Since the Women’s Health Initiative study ending in 2002, there has been an increasing number of studies confirming that bio-identical hormones are safer than, and superior to, their synthetic counterparts. The important aspect of this is not so much the estrogen component, as ‘synthetic’ versions of this are not dissimilar to the body’s own 17beta estradiol, but in the progestin components, which are different in their molecular structure to bioidentical progesterone.
I have found that women respond better to the bioidentical form, with far fewer side effects. Many women have no difficulty in deciding against synthetic hormones, either because of their experience of the contraceptive pill, or because of side effects (very common in women with a degree of ‘estrogen dominance’ – a deficiency of progesterone in relation to levels of estrogen). Others have had no such problems, but are uneasy about the accumulating evidence.
However, for those women already on HRT for menopausal symptoms or bone density problems, there is often a dilemma. They may be uncertain of the effectiveness of the alternatives, and unsure of how to change from one to the other. Their GP may have limited knowledge of these, or even be actively against them. What to do?
Types of HRT
Because there are many different forms of synthetic HRT, it can be somewhat discouraging to women wanting to make the switch. Just to clarify, the main types of HRT are:
1. Continuous combined HRT; where either a patch or tablet containing both estrogen and a progestin such as Femoston Conti, Climest, Premique and Evorel Conti. This type is used straight through a repeated 28 day cycle.
2. Sequential combined HRT; where an estrogen patch or tablet is used to cover the 28 days of a cycle, and a progestin tablet added for the second half of it. A slight variation on this is with the former used only for the first 14 days, then a combined tablet or patch for the second 14 days. Examples of this type are Evorel Sequi, Prempack-C and Trisequens.

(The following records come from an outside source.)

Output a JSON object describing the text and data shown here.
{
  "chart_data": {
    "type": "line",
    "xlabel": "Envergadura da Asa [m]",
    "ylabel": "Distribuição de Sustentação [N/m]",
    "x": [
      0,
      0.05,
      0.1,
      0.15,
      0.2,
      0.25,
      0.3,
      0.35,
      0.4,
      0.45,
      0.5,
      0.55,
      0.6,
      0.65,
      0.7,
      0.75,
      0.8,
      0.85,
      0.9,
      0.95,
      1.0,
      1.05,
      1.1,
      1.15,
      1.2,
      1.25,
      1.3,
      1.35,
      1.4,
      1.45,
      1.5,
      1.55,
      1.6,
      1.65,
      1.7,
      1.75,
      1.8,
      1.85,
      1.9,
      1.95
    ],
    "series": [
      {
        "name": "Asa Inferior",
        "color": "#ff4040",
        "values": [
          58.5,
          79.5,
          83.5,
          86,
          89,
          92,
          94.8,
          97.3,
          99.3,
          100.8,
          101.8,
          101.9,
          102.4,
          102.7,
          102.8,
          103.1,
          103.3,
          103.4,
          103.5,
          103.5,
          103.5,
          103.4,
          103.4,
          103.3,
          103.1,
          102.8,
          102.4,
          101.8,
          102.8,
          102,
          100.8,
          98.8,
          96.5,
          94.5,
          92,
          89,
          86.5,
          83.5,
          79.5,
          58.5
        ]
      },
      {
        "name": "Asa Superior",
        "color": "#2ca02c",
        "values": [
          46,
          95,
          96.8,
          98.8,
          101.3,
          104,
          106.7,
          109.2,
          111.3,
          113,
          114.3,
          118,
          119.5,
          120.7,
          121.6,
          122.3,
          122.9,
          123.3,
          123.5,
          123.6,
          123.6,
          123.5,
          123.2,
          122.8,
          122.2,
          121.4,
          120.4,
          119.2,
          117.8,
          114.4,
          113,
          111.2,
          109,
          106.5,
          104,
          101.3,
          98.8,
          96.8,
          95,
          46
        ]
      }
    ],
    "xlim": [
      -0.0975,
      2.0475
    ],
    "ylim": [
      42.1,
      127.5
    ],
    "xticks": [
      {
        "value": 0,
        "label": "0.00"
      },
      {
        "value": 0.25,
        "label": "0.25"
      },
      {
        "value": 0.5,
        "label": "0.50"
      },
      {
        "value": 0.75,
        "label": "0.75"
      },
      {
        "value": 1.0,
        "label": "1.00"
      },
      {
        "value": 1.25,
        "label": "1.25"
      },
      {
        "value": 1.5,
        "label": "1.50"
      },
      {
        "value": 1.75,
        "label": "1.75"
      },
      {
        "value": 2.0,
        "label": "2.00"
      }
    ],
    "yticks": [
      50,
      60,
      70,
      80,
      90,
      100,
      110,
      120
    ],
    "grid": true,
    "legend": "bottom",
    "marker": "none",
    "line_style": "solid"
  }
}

3. Estrogen alone HRT; as either patch or tablet continuously, or an implant, prescribed for women who have had a hysterectomy. Examples of this type are Elleste Solo, Estradot, Sandrena and Evorel. Many doctors now believe, however, that these women should be given the same protection as those with an intact uterus, as ‘unopposed’ estrogen also has an unwanted effect on sensitive breast and ovarian tissues.
How to come off your HRT
Whatever the form of HRT, the practical way to come off it is not so difficult as it might first appear. The important principle is to first add bio-identical progesterone, if the HRT is estrogen only, or to replace the synthetic progestin with progesterone if it is combined sequential. I find this can usually be done over one or two cycles of 28 days, rarely more than three, and it significantly reduces both the long-term cancer risk and that of cardiovascular events such as heart disease, stroke and blood clots. In addition it may well improve other factors such as energy levels, depression, anxiety, mood swings and sense of well-being.
Without going into detail for each form of HRT, it is possible to keep the estrogen part going continuously for each 28 day cycle, (eg by using estrogen tablets or patches ‘borrowed’ from supplies for following months), while introducing progesterone or replacing the synthetic progestin with it. In the case of the continuous combined forms, this would mean adding progesterone to the regime for one ‘cycle’ or month.
Some women are able to stop their HRT suddenly prior to going on to their new regime, but in the main these are women who have not previously had severe symptoms, or are using it for bone protection. Those who have had symptoms would be best advised to come off slowly, cutting tablets in half, then spacing them out, according to how they feel.
With patches you can then put a waterproof plaster between your skin and the patch to leave only a small part of the patch in direct contact with the skin so it is absorbing less hormone.
If necessary, it is possible to use the bioidentical progesterone together with the synthetic progestin for a month or so. The two forms act on the same cell receptors, so the natural form will not exert its full effect while this is done, but stores will build up in the body and help to prevent ‘rebound’ symptoms occurring when the progestin is stopped.
Once the situation is stable, attention can then be given to reducing or replacing the estrogen component. As natural bioidentical progesterone can be converted into estrogen in the body, this may be an added source, and women who have been deficient in progesterone may also not need always additional estrogen as the adrenals and fat cells continue to produce it as their ovarian function declines.
If needed, supplementation can be considered in the form of natural estrogen cream, or a bioidentical combination cream such as 20-1, containing both progesterone and estrogen. One could also consider phytoestrogens, supported by Vitamin E, omega fatty acids and a regime of bone support, which will have received a positive boost with the addition of progesterone itself.